Ce test peut-il déboucher sur une infrastructure de marché durable ?
Pendant plusieurs heures, les participants ont testé les nantissements de garanties, le prêt de titres, les processus de marge des contreparties centrales et les transferts de jetons. L’événement comprenait également des transactions portant sur des bons du Trésor américain et des opérations de pension livrée contre paiement, ainsi que des opérations sur actions livrées contre paiement et des opérations sur actions livrées contre livraison.
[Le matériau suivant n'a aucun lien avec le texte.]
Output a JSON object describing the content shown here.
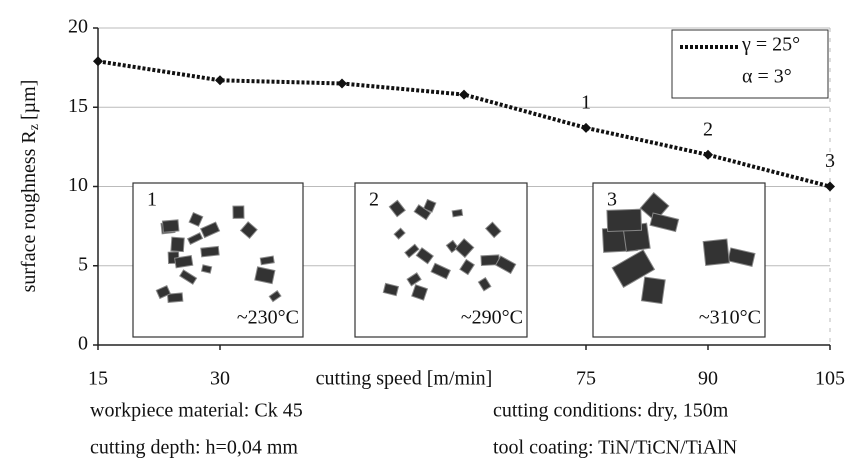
{
  "chart_data": {
    "type": "line",
    "x_label": "cutting speed [m/min]",
    "y_label": "surface roughness R",
    "y_label_subscript": "z",
    "y_label_unit": "[µm]",
    "x": [
      15,
      30,
      45,
      60,
      75,
      90,
      105
    ],
    "series": [
      {
        "color": "#111111",
        "values": [
          17.9,
          16.7,
          16.5,
          15.8,
          13.7,
          12.0,
          10.0
        ]
      }
    ],
    "point_labels": [
      null,
      null,
      null,
      null,
      "1",
      "2",
      "3"
    ],
    "legend": [
      "γ = 25°",
      "α = 3°"
    ],
    "legend_position": "upper right",
    "xlim": [
      15,
      105
    ],
    "xticks": [
      15,
      30,
      75,
      90,
      105
    ],
    "ylim": [
      0,
      20
    ],
    "yticks": [
      0,
      5,
      10,
      15,
      20
    ],
    "grid": true,
    "insets": [
      {
        "label": "1",
        "temperature": "~230°C"
      },
      {
        "label": "2",
        "temperature": "~290°C"
      },
      {
        "label": "3",
        "temperature": "~310°C"
      }
    ],
    "notes": [
      "workpiece material: Ck 45",
      "cutting conditions: dry, 150m",
      "cutting depth: h=0,04 mm",
      "tool coating: TiN/TiCN/TiAlN"
    ]
  }
}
Les conversions numériques ont eu lieu sur Hyperledger Besu, une plateforme blockchain d’entreprise basée sur Ethereum qui a servi de réseau privé à la DTCC, et sur Canton, un réseau public créé par Digital Asset Holdings. Cette initiative a permis de tester la stratégie multi-chaînes de la DTCC en termes d’interopérabilité, de résilience, d’évolutivité et de liberté de choix des participants.
Brian Steele, président de la division Clearing & Securities Services chez DTCC, a déclaré :
« La DTCC a démontré avec succès comment la tokenisation peut permettre la mobilité des garanties en temps réel, améliorer la liquidité et l’efficacité du capital, réduire le risque de contrepartie et favoriser l’interopérabilité entre les écosystèmes traditionnels et numériques. »
Que doit-il se passer avant le lancement prévu en octobre ?
Le service de tokenisation prévu par la DTCC créera des représentations numériques des actifs détenus auprès de la DTC. Les participants pourront les recevoir dans des portefeuilles sélectionnés et transférer des titres entre leurs formes traditionnelles et tokenisées sans retirer les actifs sous-jacents de la garde de la DTC.
Ce service a été développé en collaboration avec le groupe de travail sectoriel de la DTCC, qui compte désormais plus de 100 membres et partenaires. Cet événement en direct faisait également suite à une lettre de non-intervention émise sept mois plus tôt par la Commission américaine des opérations boursières (SEC), autorisant la DTC à exploiter un service de tokenisation pour les actifs placés sous sa garde.
La DTCC prévoit de lancer ce service en octobre 2026. Le test a démontré que les titres tokenisés détenus auprès de la DTCC peuvent prendre en charge plusieurs flux de travail institutionnels en conditions réelles impliquant un large éventail d’entreprises. La pérennité de cette capacité en tant qu’infrastructure de marché dépendra d’une participation régulière, d’un volume de transactions significatif et de performances constantes sur l’ensemble des réseaux.
Cet article a été traduit de l'anglais à l'aide de l'IA. La version originale en anglais fait foi ; les traductions automatiques peuvent contenir des inexactitudes, en particulier dans la terminologie juridique et réglementaire.